Overall, albeit a moderate improvement in performance, NODE-ED-Uncoupled is the superior model of the two based on the performance metric obtained through bagging 100 models due to its reliability in performance over different training samples for a fixed test set. Consequently, NODE-ED-Uncoupled is chosen as the base model in which different variations of physics integration shall be implemented in the next section.
To examine the current limitations of the NODE-ED-Uncoupled model, the corresponding R2 for both training and testing of CO2 and NaOH, as presented in Table 4.21, were analysed.
| Metric | Output | |
|---|---|---|
| CO2 | NaOH | |
| Train R² | 0.897 ± 0.005 | 0.828 ± 0.007 |
| Test R² | 0.608 ± 0.159 | 0.770 ± 0.086 |
The results showed that CO2 test performance remains inferior to that of NaOH, with an approximate 21% reduction in predictive capability, despite comparable training R2 values.

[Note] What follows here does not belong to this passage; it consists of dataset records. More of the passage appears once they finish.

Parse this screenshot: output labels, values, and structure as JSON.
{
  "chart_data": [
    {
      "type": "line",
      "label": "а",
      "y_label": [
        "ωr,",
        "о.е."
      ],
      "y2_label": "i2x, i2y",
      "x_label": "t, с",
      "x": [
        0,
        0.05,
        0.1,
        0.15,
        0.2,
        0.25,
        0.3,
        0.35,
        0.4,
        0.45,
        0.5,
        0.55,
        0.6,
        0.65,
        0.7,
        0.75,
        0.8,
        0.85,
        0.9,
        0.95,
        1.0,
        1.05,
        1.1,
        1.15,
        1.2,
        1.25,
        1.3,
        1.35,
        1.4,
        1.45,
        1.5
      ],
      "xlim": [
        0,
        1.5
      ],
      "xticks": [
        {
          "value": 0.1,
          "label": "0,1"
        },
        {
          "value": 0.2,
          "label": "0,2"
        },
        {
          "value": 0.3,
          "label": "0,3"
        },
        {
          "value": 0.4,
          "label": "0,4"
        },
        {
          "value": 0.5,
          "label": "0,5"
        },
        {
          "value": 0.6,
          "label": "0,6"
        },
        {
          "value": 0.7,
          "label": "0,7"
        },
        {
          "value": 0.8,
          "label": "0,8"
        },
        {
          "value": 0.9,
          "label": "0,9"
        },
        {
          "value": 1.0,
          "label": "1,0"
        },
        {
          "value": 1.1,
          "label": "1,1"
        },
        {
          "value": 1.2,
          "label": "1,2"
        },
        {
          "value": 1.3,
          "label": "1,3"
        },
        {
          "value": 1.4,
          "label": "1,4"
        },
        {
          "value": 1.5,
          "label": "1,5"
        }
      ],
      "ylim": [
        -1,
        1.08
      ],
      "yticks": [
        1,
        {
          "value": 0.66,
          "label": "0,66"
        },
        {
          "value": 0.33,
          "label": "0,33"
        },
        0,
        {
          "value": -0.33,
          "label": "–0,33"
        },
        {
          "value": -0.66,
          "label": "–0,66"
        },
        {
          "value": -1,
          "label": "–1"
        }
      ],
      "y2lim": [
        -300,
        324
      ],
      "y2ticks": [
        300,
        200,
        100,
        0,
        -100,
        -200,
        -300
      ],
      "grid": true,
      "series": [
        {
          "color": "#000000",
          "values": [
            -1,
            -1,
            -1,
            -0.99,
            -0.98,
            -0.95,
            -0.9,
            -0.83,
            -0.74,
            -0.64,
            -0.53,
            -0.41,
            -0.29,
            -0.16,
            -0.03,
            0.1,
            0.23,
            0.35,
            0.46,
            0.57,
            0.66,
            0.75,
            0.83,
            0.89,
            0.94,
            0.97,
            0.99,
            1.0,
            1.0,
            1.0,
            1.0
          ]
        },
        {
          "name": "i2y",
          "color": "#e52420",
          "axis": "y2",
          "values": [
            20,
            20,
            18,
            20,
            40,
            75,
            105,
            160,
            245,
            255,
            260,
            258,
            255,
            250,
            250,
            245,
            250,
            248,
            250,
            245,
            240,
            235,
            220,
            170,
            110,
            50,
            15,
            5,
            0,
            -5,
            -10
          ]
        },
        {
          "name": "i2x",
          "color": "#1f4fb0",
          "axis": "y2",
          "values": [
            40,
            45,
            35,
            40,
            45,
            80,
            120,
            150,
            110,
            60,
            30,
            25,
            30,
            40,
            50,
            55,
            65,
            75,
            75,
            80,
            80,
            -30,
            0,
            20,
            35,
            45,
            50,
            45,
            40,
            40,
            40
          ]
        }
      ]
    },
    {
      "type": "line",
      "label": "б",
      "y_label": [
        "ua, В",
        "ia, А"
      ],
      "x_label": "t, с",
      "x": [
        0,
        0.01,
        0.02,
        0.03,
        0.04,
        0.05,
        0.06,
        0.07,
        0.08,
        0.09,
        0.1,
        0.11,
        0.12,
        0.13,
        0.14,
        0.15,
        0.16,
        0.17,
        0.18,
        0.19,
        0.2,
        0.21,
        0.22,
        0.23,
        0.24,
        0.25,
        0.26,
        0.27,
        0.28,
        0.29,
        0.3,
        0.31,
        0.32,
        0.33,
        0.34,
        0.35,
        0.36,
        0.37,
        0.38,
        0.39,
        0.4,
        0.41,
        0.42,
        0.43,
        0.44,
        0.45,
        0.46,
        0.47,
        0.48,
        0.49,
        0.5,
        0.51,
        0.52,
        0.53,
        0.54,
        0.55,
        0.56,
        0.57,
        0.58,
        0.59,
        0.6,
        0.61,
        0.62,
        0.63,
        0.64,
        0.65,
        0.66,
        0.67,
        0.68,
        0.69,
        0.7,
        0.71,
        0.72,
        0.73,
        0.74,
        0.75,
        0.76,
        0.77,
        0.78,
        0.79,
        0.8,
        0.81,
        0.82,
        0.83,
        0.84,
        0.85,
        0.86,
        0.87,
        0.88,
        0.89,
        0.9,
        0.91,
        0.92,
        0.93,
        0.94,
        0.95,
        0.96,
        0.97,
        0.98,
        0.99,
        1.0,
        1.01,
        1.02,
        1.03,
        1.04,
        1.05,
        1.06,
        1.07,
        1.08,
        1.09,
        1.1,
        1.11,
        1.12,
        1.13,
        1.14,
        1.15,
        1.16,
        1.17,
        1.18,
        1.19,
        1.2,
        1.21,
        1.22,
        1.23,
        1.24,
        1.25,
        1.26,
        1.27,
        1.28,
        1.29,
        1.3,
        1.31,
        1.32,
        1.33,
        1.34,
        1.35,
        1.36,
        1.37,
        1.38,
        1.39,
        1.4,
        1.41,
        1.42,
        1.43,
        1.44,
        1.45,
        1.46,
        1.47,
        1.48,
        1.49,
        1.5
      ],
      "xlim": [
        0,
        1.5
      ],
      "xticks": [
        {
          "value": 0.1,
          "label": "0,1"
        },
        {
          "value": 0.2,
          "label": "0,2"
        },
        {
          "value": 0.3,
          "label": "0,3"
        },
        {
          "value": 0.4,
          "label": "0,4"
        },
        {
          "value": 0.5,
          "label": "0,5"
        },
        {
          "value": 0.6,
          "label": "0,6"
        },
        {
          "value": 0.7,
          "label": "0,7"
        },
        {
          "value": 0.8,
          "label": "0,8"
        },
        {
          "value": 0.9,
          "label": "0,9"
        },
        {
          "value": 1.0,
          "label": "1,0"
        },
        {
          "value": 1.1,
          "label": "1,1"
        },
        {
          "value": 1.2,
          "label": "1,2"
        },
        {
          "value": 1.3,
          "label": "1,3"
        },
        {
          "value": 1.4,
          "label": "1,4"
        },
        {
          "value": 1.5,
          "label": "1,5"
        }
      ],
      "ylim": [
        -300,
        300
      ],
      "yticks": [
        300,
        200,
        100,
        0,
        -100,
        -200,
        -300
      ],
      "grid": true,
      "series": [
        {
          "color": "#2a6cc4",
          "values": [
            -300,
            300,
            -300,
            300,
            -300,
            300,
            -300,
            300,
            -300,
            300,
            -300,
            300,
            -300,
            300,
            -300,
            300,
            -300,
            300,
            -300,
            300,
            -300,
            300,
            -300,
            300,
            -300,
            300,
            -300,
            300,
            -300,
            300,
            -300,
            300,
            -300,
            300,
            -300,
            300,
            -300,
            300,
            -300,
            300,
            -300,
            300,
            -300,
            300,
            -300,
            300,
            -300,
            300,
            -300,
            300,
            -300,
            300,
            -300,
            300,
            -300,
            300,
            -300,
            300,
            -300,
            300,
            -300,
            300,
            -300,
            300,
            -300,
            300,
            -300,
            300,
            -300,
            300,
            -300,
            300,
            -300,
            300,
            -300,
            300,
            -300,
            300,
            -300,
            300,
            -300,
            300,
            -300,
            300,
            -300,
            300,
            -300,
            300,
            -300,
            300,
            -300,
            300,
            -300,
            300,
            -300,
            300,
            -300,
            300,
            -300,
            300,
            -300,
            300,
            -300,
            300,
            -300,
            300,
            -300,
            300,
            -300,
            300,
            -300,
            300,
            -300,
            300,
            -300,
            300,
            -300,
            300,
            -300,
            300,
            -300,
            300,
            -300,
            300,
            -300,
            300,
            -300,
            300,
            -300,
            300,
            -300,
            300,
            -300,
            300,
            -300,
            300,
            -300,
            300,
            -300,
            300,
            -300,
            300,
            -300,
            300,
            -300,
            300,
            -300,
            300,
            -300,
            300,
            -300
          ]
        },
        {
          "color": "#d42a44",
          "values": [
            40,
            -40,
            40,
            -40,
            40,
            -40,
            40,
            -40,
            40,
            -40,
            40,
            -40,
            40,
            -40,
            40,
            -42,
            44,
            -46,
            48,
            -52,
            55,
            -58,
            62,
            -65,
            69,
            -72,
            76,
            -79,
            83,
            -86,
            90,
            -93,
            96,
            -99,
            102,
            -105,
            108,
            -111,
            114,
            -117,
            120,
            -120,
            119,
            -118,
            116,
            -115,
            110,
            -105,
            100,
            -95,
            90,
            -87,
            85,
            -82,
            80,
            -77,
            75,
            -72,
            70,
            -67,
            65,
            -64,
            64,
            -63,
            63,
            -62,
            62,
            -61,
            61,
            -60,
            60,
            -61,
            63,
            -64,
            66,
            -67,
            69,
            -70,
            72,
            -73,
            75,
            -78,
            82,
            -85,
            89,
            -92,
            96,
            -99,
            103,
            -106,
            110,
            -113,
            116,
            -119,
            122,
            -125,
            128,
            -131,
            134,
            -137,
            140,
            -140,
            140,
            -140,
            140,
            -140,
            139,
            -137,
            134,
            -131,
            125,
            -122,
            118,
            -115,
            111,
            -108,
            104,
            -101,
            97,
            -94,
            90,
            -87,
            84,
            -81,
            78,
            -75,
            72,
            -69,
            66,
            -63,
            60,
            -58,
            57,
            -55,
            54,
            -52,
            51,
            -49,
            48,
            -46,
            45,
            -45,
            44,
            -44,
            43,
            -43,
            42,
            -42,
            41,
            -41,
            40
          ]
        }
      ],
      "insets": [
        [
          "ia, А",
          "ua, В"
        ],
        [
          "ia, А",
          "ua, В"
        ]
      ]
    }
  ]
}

The discrepancy is likely attributed due to the higher noise associated with CO2 measurements, suggesting that NODE-ED-Uncoupled still has limitations in distinguishing noise from the underlying physical dynamics.
Two plausible explanations are proposed. First, NODE-ED-Uncoupled may fail to accurately capture the correct final state. In the presence of noisy measurements, sudden fluctuations during earlier timestamps may be misinterpreted as meaningful signals, causing the model to converge towards an incorrect final state and hence learning the wrong trajectory as a whole.
Second, the limited availability of experimental data may restrict the model's ability to learn the full range of interactions between the different reaction zones described in Section 2.2.1. Although LHC was employed to improve coverage of the operating space, certain regimes such as SRZ still remain overrepresented while others such as PAZ are underrepresented due to their rare occurrence only under boundary conditions. This imbalance may therefore hinder the model's ability to generalise across all operating regimes. As such, Section 5 explores physics-guided enhancements aimed to address these hypotheses.